In fact, though the feds were claiming 110 million trees have been planted through the 2022 season, the real number under the “2 Billion Trees” program could not be higher than 56 million, Proulx wrote.
How did the feds get to the bigger number?
“To conclude that it had surpassed its target, Natural Resources added 54 million trees — 49% of the total — planted under a different program operated by another department, the Low-Carbon Economy Fund. This program predates the promise of 2 billion trees. Its sudden inclusion in the tree-planting total puzzles the Environment Commissioner.”
Here’s the website for Environment Canada’s Low-Carbon Economy Fund, with news releases going back to 2017. And here’s a federal news release from December 2020 that draws a distinction between the new 2 Billion Trees program and existing programs, including the Low-Carbon Economy Fund. In other words, here’s what we’re already doing, and here’s this new program we’re launching now. That distinction no longer exists, according to the feds, as of last week.
The new program Wilkinson runs still hasn’t signed agreements with Quebec and Ontario, the two largest provinces, for tree-planting services. The 2 Billion Trees program doesn’t operate without partners, because planting trees isn’t free and the feds don’t cover the entire cost. That lack of partners is a big part of the problem DeMarco identified. Shovelling in numbers from another program, without explanation, seems designed mostly to rebut DeMarco’s analysis. And dumping the claim of progress an hour after the PM’s relationship news will have the effect of ensuring that very few observers notice the transparent program graft.

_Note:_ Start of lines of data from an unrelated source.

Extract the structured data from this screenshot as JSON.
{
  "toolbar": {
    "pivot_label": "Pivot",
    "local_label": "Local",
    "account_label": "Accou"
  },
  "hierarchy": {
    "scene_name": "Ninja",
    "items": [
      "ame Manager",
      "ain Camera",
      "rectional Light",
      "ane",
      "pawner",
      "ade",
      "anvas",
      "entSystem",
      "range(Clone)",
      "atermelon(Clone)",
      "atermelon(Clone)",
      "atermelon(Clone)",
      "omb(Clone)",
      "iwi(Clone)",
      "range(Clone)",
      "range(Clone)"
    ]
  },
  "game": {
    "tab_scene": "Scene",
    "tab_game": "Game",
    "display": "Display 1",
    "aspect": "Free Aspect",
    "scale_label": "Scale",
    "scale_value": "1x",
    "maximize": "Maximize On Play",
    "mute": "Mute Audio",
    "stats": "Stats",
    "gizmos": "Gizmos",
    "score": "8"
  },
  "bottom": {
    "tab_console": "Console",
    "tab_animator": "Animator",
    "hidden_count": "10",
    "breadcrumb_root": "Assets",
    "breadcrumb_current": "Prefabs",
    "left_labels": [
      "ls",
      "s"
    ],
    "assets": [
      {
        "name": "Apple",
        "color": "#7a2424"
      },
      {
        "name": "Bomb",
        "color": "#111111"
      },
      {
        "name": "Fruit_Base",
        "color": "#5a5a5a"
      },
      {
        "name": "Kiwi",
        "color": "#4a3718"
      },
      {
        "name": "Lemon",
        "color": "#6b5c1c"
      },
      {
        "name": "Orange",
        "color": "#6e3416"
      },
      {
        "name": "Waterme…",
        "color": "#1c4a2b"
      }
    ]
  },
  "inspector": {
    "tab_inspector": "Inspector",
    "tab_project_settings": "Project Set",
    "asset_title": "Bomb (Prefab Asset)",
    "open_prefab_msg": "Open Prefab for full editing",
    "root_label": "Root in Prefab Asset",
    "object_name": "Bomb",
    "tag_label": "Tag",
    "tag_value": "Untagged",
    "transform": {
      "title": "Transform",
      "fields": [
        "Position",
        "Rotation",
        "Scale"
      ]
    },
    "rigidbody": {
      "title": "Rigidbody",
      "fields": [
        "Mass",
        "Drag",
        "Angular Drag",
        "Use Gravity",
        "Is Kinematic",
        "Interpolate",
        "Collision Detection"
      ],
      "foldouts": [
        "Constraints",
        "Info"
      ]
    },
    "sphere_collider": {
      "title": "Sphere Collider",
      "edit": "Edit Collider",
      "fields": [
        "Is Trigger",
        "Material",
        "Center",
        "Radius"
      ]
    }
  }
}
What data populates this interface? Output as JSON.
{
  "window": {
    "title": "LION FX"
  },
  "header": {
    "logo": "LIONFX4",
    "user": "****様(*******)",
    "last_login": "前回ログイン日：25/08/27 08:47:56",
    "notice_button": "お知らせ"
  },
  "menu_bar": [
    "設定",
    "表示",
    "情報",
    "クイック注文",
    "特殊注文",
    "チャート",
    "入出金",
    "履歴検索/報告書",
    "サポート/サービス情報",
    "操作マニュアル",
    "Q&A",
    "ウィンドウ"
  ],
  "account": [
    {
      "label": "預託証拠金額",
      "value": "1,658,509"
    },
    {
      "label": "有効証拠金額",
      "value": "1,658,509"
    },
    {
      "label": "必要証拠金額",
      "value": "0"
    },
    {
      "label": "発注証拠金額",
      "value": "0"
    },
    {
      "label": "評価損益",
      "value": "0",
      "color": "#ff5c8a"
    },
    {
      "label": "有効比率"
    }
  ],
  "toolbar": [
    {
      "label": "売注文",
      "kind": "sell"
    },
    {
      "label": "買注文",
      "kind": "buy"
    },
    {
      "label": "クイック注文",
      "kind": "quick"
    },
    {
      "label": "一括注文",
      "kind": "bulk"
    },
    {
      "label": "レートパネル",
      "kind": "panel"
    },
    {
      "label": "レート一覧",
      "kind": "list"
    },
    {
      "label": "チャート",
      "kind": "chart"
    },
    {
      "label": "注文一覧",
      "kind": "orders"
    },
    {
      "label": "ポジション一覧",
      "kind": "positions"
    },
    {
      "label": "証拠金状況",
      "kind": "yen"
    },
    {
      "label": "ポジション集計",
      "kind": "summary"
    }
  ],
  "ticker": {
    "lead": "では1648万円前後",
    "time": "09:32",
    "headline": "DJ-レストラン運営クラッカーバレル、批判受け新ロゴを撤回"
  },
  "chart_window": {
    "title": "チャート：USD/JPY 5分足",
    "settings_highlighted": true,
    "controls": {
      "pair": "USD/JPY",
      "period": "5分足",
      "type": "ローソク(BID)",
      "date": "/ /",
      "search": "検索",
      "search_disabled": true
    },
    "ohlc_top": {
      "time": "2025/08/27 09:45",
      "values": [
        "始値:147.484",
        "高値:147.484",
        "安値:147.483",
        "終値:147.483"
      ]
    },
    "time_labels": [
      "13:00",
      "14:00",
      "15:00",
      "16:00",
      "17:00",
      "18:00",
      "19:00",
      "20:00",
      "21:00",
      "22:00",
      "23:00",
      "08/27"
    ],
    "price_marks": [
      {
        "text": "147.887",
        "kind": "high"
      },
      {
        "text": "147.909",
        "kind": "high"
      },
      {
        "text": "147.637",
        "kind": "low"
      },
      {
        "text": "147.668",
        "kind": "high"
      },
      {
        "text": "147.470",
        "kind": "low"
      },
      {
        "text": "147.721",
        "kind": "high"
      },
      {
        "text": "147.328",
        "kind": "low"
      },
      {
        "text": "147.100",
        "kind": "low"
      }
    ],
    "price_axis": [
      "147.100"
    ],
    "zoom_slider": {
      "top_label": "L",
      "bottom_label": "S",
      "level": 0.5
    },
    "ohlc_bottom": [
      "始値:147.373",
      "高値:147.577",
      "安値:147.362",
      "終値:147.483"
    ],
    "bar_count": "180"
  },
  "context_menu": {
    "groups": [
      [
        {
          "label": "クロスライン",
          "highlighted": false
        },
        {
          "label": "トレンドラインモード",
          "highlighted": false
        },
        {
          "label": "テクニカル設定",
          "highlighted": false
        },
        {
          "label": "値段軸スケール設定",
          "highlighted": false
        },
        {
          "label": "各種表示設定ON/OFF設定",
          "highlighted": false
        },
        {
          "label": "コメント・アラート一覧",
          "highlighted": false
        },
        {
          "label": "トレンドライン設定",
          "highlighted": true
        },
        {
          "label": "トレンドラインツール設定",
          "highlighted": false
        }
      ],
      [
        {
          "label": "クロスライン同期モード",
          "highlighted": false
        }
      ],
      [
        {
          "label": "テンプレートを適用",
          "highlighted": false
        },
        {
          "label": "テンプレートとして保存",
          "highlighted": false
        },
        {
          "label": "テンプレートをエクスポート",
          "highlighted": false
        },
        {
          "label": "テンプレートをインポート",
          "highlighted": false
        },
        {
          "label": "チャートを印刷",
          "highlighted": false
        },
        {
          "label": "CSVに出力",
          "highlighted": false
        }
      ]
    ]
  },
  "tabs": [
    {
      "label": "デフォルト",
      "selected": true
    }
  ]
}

Beyond that, there’s room for some serious grownup discussion — in some imaginary country that isn’t inhabited by the current crop of party leaders — about the utility of a tree-planting program in a country that (a) has a lot of trees; (b) has a lot of tree-planting; (c ) has limited nursery space for any incremental tree-planting; and (d), crucially, just went through a surreal hell-summer of forest fires, which release massive quantities of carbon and pose serious questions about the forest ecosystem’s long-term sustainability.
Note that I’m not arguing, and would not argue, that the answer to the summer we’ve just come through isn’t “do nothing.” But it might well be “Consider doing something else, and at a minimum, think out loud instead of dumping massaged numbers on take-out-the-trash day.”
In the real world, newly-planted pine trees in the tundra are darker than the flora they replace, reflect less light and tend to heat instead of cooling their surroundings. That limits their short-term utility. In the real world, emission effects for 2040 can’t be banked if we have no real idea what will happen to forests between now and then. In the real world, numbers from governments need to be reliable if the consent of the governed is to have any meaning.
I know the rebuttal: In the real world, a governing party that wants to do something about a problem it believes in is better than one that wants to do nothing about a problem it denies. Ooh, Paul, you’re complaining about a government that has so many tree-planting programs it sometimes mixes them up! Of course I can’t do much to dissuade readers from that kind of defensive thinking. As I often note here, each of our largest parties is forever its rival’s handiest excuse.
But we’re less than two weeks past a cabinet shuffle that was marketed as the work of a government fielding its best players for a new era of government. And now we see one of its most serious ministers fronting a little creative accounting rather than tell Canadians what’s really going on in an important program.
Newsroom budgets and staffing being what they are, it’s hard to be surprised that Team Trudeau tried to pull a fast one. It almost worked. They would have gotten away with it, if it hadn’t been for that meddling kid at Le Devoir.